How to Improve Elasticsearch Performance by 20x for Multitenant, Real-Time Architectures

Improve Elasticsearch Performance by 20x
Improve Elasticsearch Performance by 20x
Listen to post:
Getting your Trinity Audio player ready...

A bit more than a year ago, Cato introduced, Instant*Insight (also called “Event Discovery”) to the Cato Secure Access Service Edge (SASE) platform. Instant*Insight are SIEM-like capabilities that improve our customers’ visibility and investigation capabilities into their Cato account. They can now mine millions of events for insights, returning the results to their console in under a second.

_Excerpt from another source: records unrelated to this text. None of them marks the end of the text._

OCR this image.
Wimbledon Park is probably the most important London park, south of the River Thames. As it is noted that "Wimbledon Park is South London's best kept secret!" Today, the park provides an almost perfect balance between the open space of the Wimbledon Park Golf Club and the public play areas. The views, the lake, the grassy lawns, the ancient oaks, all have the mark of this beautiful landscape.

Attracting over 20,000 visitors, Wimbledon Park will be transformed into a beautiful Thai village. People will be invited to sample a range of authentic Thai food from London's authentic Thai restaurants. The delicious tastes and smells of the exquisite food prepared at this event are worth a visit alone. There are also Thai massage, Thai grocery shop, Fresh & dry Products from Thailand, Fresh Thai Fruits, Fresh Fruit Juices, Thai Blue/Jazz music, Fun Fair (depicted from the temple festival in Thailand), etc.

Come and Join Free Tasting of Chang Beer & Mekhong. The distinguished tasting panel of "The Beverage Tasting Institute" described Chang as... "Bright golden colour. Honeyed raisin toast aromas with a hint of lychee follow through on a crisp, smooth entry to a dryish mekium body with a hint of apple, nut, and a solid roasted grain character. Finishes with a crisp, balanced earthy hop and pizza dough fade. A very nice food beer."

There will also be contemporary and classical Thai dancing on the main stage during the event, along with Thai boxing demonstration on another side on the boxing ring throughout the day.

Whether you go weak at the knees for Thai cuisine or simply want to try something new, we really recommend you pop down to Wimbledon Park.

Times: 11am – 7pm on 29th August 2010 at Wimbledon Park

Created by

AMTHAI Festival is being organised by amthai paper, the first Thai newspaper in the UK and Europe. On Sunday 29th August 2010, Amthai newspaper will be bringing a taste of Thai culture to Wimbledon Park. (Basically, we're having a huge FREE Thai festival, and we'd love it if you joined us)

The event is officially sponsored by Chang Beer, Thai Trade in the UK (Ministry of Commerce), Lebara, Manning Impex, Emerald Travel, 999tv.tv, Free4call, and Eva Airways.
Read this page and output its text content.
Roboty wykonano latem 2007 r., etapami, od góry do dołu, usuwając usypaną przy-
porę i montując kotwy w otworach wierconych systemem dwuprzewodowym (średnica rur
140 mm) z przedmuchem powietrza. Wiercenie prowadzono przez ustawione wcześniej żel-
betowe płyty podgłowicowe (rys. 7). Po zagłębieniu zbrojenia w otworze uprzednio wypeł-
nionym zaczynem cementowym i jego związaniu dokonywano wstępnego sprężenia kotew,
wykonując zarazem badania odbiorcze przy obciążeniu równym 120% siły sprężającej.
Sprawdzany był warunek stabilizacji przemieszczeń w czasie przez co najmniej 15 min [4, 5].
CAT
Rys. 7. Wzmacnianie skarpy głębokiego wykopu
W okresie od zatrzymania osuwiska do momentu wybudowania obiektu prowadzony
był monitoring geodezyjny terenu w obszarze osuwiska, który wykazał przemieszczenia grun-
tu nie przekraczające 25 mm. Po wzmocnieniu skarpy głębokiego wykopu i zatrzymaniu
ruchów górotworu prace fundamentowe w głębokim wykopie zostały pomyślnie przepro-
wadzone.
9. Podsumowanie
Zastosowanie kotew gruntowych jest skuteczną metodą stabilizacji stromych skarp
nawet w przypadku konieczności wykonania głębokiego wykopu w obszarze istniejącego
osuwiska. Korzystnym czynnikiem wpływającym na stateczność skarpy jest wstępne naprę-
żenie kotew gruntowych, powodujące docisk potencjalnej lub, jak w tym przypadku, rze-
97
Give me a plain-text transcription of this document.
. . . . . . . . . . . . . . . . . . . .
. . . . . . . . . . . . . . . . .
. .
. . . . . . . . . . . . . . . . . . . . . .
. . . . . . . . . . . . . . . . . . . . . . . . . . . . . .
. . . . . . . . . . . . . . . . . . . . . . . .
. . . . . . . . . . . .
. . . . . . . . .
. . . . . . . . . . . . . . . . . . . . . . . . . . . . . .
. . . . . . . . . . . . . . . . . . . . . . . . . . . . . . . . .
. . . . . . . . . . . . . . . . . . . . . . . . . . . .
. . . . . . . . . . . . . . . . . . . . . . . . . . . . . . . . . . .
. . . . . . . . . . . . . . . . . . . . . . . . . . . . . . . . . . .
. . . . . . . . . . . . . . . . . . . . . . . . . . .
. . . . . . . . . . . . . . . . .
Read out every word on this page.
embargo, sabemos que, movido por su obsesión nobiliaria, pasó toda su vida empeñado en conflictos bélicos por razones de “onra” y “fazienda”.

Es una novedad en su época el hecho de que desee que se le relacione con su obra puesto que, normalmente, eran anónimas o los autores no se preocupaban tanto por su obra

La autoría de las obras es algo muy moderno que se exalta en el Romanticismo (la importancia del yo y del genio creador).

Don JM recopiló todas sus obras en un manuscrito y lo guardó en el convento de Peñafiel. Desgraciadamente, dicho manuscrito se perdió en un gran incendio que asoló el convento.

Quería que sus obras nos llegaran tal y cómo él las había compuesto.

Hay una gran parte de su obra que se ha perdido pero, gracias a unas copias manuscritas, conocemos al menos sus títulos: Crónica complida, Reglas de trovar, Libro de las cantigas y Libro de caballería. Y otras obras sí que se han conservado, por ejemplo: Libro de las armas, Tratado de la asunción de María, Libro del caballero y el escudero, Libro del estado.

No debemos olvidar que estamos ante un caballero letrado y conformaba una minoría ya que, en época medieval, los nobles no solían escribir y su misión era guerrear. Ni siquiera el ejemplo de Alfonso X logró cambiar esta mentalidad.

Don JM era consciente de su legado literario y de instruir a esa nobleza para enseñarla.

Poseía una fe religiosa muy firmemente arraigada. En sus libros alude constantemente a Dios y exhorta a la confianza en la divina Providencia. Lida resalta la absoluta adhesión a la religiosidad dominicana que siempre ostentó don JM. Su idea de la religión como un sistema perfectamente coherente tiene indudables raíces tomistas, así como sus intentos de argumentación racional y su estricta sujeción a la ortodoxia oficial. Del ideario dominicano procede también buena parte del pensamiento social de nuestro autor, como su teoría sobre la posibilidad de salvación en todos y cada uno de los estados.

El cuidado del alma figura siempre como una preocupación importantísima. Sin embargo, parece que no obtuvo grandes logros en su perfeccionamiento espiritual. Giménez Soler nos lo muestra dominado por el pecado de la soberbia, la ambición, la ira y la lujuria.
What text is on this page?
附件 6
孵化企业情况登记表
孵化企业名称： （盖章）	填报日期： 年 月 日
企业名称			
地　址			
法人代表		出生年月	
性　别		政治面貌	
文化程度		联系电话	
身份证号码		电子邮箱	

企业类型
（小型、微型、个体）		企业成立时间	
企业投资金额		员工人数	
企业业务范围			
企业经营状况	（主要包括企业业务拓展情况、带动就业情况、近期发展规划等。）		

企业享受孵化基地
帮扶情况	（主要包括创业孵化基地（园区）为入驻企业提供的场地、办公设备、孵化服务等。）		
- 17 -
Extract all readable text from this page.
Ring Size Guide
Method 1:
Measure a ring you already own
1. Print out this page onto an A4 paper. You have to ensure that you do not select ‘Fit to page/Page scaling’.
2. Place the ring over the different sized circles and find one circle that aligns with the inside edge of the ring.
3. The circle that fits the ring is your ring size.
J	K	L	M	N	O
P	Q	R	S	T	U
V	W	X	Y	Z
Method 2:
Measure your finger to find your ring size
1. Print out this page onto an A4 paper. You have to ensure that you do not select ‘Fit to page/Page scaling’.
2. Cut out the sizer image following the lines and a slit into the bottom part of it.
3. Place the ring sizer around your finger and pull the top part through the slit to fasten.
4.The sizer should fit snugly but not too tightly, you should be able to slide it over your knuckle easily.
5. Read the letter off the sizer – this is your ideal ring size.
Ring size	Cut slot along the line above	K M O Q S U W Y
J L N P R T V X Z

In short, Instant*Insight provides developers with a textbook example for how to develop a high-performance real-time, multitenant Elasticsearch (ES) cluster architecture. More specifically, once Instant*Insight was finished, we had improved ES performance by 20x, efficiency by 72%, and created a platform that could scale horizontally and vertically.

Here’s our story.

The Vision

To understand the challenge facing our development team, you first need to understand Instant*Insight and Cato. When we set out to develop Instant*Insight, we had this vision for a SIEM-like capability that would allow our customers to query and filter networking and security events instantly from across their global enterprise networks built on Cato Cloud, Cato’s SASE platform.

Customers rely on Cato Cloud to connect all enterprise network resources, including branch locations, the mobile workforce, and physical and cloud datacenters, into a global and secure, cloud-native network service that spans more than 60 PoPs worldwide. With all WAN and Internet traffic consolidated in the cloud, Cato applies a suite of security services to protect traffic at all times.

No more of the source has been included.